4. Focus on daily habits. It really is all about building on small, tangible goals that your children can work on daily that add up to personal satisfaction and success. Encourage children to start with simple concrete habits that focus on wellness, like eating a healthy breakfast focused on long-term sustainability (protein and complex carbs!), getting to sleep by 10 pm each night and/or resolving to spend only 30 minutes a day or less on their favorite certain social media site.

5. Encourage choices that manage time and energy. Ask your children to reflect on the things in his or her life that energize them, and conversely, drain them. Their list might be surprising. One student I worked with confessed that being on Snapchat stressed her out, and after thinking about what she’d rather do with those hours, like drawing and reading, decided to remove the app from her phone on weekdays.
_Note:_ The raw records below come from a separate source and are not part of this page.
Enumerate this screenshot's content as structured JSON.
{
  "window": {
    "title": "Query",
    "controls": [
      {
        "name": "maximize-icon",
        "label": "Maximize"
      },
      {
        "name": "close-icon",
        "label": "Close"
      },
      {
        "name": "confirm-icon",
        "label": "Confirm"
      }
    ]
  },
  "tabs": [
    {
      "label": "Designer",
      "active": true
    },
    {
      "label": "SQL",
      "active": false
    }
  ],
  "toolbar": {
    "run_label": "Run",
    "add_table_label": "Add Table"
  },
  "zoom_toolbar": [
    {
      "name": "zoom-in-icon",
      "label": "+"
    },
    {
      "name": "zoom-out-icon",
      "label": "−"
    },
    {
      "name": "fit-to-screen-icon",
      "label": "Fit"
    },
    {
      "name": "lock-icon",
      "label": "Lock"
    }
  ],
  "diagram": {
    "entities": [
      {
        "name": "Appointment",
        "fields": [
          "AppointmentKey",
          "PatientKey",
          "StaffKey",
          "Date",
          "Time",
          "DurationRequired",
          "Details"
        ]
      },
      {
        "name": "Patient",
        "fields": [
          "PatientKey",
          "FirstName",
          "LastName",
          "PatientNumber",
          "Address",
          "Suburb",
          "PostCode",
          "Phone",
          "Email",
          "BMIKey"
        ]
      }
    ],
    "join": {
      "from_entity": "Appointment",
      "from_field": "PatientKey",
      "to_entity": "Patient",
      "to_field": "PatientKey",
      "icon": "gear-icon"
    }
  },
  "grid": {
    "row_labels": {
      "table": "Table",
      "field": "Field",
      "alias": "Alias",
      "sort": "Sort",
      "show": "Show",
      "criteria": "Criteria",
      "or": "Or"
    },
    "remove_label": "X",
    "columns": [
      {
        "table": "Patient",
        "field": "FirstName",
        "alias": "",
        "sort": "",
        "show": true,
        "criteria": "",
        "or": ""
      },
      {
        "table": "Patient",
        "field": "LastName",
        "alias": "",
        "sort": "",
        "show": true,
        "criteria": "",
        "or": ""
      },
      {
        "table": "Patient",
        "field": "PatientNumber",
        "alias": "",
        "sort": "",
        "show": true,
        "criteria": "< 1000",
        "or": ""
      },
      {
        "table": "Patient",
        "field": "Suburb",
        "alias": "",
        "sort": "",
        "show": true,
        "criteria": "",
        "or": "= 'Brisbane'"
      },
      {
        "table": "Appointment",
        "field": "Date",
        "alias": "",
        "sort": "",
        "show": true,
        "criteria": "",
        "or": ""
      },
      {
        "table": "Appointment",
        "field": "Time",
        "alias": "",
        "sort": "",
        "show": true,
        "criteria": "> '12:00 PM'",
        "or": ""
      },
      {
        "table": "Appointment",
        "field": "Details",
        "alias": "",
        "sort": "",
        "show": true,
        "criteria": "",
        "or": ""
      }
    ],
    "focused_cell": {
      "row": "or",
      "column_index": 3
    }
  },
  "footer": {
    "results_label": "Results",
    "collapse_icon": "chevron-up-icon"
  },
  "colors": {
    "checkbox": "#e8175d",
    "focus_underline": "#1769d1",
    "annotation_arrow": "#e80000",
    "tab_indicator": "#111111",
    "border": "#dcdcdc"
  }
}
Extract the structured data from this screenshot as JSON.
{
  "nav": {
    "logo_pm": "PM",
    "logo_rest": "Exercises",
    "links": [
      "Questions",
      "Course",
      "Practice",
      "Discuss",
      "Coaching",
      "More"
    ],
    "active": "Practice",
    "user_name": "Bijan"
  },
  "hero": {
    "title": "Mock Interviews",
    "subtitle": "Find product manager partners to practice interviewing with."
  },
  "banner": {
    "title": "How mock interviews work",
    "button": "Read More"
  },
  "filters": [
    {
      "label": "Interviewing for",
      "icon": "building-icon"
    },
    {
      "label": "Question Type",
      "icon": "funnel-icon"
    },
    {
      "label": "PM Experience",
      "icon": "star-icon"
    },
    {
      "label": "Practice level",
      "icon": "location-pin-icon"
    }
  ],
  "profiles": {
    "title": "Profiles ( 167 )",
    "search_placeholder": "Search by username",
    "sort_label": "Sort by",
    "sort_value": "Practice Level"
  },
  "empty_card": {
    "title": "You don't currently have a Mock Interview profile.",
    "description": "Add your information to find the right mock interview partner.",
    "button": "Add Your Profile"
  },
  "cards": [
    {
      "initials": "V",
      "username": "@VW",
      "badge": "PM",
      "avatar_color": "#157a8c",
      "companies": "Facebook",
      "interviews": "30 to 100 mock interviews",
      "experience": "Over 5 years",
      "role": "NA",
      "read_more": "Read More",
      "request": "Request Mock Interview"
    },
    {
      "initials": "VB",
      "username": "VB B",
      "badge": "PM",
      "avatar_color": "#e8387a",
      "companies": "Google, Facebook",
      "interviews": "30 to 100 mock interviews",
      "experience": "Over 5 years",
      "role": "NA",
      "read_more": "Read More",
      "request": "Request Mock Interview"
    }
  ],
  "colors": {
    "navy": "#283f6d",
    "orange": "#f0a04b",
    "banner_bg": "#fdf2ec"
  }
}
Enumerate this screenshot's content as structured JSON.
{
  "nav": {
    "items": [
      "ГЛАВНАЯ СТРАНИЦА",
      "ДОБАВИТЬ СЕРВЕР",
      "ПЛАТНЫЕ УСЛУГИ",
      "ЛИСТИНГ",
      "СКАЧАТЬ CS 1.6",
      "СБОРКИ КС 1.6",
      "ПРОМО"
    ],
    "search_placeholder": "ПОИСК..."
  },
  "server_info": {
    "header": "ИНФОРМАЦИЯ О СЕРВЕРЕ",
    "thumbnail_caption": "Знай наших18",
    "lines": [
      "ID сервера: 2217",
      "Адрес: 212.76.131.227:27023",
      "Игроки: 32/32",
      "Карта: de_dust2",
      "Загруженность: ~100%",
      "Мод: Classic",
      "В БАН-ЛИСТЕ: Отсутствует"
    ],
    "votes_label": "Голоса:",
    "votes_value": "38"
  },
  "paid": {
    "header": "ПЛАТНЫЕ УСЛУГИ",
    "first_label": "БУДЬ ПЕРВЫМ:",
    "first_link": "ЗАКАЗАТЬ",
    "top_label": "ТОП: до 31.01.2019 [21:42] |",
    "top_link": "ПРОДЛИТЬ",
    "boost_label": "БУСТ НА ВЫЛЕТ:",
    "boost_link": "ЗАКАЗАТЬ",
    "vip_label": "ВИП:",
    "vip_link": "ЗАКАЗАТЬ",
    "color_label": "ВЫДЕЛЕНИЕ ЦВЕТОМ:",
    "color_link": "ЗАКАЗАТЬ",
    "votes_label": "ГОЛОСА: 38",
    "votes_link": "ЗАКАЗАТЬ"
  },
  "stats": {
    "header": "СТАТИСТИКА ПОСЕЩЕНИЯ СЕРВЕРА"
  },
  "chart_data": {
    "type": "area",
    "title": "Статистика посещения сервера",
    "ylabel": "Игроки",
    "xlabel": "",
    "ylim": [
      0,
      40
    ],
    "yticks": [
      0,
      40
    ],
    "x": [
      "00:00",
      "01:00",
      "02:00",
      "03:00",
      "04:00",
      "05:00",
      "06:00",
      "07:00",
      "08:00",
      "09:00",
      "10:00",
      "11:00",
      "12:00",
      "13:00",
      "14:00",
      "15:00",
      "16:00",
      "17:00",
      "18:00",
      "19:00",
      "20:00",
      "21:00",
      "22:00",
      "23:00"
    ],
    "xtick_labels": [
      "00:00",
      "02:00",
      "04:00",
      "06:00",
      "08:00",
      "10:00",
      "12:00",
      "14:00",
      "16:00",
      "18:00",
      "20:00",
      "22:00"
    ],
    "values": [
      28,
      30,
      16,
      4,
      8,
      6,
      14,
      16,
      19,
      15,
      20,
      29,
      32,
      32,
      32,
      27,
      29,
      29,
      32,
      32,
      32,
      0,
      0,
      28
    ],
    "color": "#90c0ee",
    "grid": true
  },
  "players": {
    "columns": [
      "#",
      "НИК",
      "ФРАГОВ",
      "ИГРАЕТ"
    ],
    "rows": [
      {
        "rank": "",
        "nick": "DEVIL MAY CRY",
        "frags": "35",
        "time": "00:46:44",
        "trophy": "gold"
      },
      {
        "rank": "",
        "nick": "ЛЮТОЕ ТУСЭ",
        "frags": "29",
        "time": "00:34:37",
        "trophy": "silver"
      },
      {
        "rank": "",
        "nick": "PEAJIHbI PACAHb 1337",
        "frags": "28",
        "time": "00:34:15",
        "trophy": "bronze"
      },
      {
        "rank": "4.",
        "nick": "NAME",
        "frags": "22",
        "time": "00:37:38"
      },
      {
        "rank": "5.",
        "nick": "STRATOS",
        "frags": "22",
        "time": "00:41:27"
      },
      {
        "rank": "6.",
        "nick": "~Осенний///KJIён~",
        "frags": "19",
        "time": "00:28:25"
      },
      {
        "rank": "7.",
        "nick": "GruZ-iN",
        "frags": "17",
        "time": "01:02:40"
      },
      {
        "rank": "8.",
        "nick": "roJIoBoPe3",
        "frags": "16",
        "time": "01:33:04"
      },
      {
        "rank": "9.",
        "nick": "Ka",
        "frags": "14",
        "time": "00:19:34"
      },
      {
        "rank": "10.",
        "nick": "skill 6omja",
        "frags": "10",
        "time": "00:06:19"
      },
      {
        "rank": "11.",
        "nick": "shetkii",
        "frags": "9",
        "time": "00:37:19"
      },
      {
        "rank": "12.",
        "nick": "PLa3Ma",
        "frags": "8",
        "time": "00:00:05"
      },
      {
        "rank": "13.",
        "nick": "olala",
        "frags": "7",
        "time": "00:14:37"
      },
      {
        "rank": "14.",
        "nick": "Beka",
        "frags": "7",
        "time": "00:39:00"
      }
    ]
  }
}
Sometimes being made aware of ingrained habits can help make small yet significant shifts over time.

To be sure, there are situations where the workload and requirements aren’t in line with learning goals, and I spend much of my time today consulting with schools and educators on finding the appropriate balance given a confluence of challenges. At the same time, we each have the opportunity to help our next generation of young people think through to create their own individual blueprint for personal and academic success, and thoughtful course selection is one important part of the overall picture.